A. Lâikliğin Kökeni ve Din İle İlişkisi

Antik çağda kullanılan laikos sıfatından gelen lâiklik kelimesi dilimize Fransızca’dan geçmiştir. Bu sıfat, Antik Yunan’da din adamı olmayan, kişiler için kullanılırdı. Buna göre laik kimse, ruhban sınıfına mensup olmayan halktan olan demektir.

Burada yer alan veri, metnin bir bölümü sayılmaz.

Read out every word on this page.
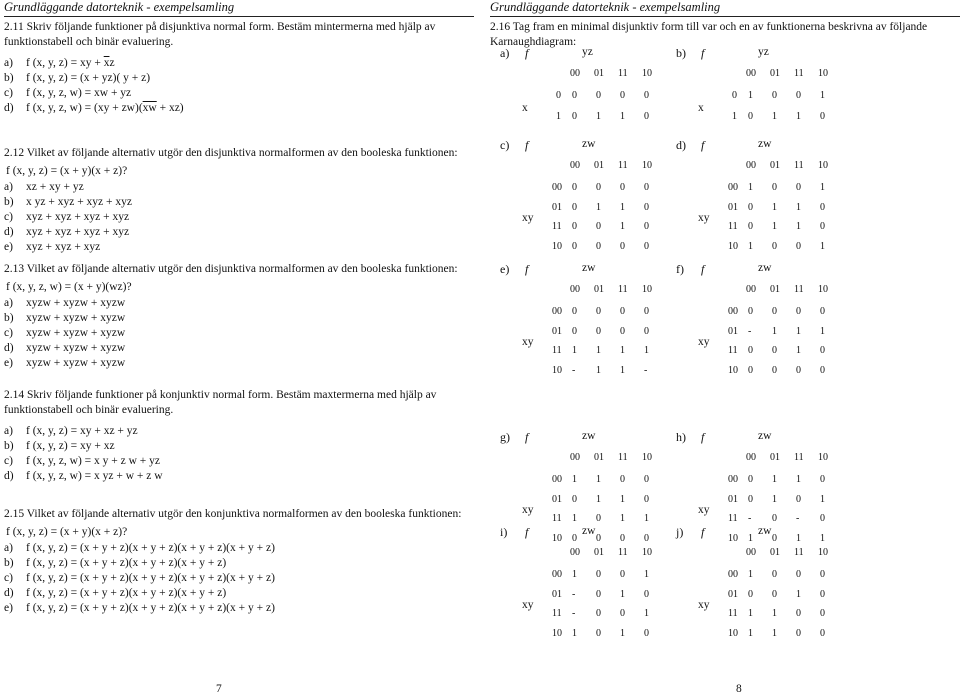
Grundläggande datorteknik - exempelsamling
2.11 Skriv följande funktioner på disjunktiva normal form. Bestäm mintermerna med hjälp av funktionstabell och binär evaluering.
a)	f (x, y, z) = xy + $\overline{x}z$
b)	f (x, y, z) = (x + yz)( y + z)
c)	f (x, y, z, w) = xw + yz
d)	f (x, y, z, $w) = (xy + zw)(\overline{xw} + xz)$
2.12 Vilket av följande alternativ utgör den disjunktiva normalformen av den booleska funktionen:
f (x, y, z) = (x + y)(x + z)?
a)	xz + xy + yz
b)	x yz + xyz + xyz + xyz
c)	xyz + xyz + xyz + xyz
d)	xyz + xyz + xyz + xyz
e)	xyz + xyz + xyz
2.13 Vilket av följande alternativ utgör den disjunktiva normalformen av den booleska funktionen:
f (x, y, z, w) = (x + y)(wz)?
a)	xyzw + xyzw + xyzw
b)	xyzw + xyzw + xyzw
c)	xyzw + xyzw + xyzw
d)	xyzw + xyzw + xyzw
e)	xyzw + xyzw + xyzw
2.14 Skriv följande funktioner på konjunktiv normal form. Bestäm maxtermerna med hjälp av funktionstabell och binär evaluering.
a)	f (x, y, z) = xy + xz + yz
b)	f (x, y, z) = xy + xz
c)	f (x, y, z, w) = x y + z w + yz
d)	f (x, y, z, w) = x yz + w + z w
2.15 Vilket av följande alternativ utgör den konjunktiva normalformen av den booleska funktionen:
f (x, y, z) = (x + y)(x + z)?
a)	f (x, y, z) = (x + y + z)(x + y + z)(x + y + z)(x + y + z)
b)	f (x, y, z) = (x + y + z)(x + y + z)(x + y + z)
c)	f (x, y, z) = (x + y + z)(x + y + z)(x + y + z)(x + y + z)
d)	f (x, y, z) = (x + y + z)(x + y + z)(x + y + z)
e)	f (x, y, z) = (x + y + z)(x + y + z)(x + y + z)(x + y + z)
7
Grundläggande datorteknik - exempelsamling
2.16 Tag fram en minimal disjunktiv form till var och en av funktionerna beskrivna av följande Karnaughdiagram:
a) f	yz
00 01 11 10
x
0 0 0 0 0
1 0 1 1 0
b) f	yz
00 01 11 10
x
0 1 0 0 1
1 0 1 1 0
c) f	zw
00 01 11 10
xy
00 0 0 0 0
01 0 1 1 0
11 0 0 1 0
10 0 0 0 0
d) f	zw
00 01 11 10
xy
00 1 0 0 1
01 0 1 1 0
11 0 1 1 0
10 1 0 0 1
e) f	zw
00 01 11 10
xy
00 0 0 0 0
01 0 0 0 0
11 1 1 1 1
10 - 1 1 -
f) f	zw
00 01 11 10
xy
00 0 0 0 0
01 - 1 1 1
11 0 0 1 0
10 0 0 0 0
g) f	zw
00 01 11 10
xy
00 1 1 0 0
01 0 1 1 0
11 1 0 1 1
10 0 0 0 0
h) f	zw
00 01 11 10
xy
00 0 1 1 0
01 0 1 0 1
11 - 0 - 0
10 1 0 1 1
i) f	zw
00 01 11 10
xy
00 1 0 0 1
01 - 0 1 0
11 - 0 0 1
10 1 0 1 0
j) f	zw
00 01 11 10
xy
00 1 0 0 0
01 0 0 1 0
11 1 1 0 0
10 1 1 0 0
8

Lâikliğin tarihi gelişimini anlayabilmek için insanlığın gelişimine göz atmak gereklidir. Din, insanın ortaya çıkışıyla başlar ve insan topluluklarının her çeşidinde vardır. Din, toplumların başlangıcından itibaren sadece bir inanç sistemi olarak görülmez. Kainatı izah eden bir yol ve toplumların idaresi için gerekli tedbir ve düzenlemelerin bir kaynağı olarak görülür.  Böyle olduğu için de başlangıçta ilim, felsefe, sanat, hukuk, devlet hepsi dini karaktere sahipti. Buna göre laikliğin tarih terimi olarak manası din ile felsefenin, din ile ilimin, din ile hukukun, din ile sanatın ayrılmasıdır. Din ile devletin ayrılması bu gelişmenin son halkasını oluşturmaktadır.2

Lâikliğin din ile ilişkilerini açıklayabilmek için, din ve dinin diğer toplumsal kurumlarla ilişkilerini Atatürkçü düşünce ışığında ele almak istiyorum.  Atatürkçü düşünceye göre toplumların temel kurumlarından birini oluşturan din, evrende meydana gelen ve açıklanabilen olayların ötesindeki, ilmin sınırı ilerisindeki gerçeği insanların anlaması, onunla temas etmesi ve ona uygun olarak yaşama çabasıdır. Vahye dayanan dinlerin temel görevi, insanların kişiler olarak tek tek ulu bir varlık olan Allah’a bağlanmalarını sağlamaktır.3

Dinin bu esas görevini tam anlamıyla yapabilmesi ancak lâik düzende gerçekleşebilir. Yani dinin dünya işlerine karışmaması, dünya sorunlarını diğer kurumların yeni buluşlara göre, bilimsel yöntemlerle çözmelerine bırakması, temel vazifesini yapmasının esas koşuludur. Ancak bu şekilde, dinle şahsi ve siyasi çıkarların ilişkisi kesilir. Kötü niyetli kişiler, dini amaçları doğrultusunda kullanamazlar.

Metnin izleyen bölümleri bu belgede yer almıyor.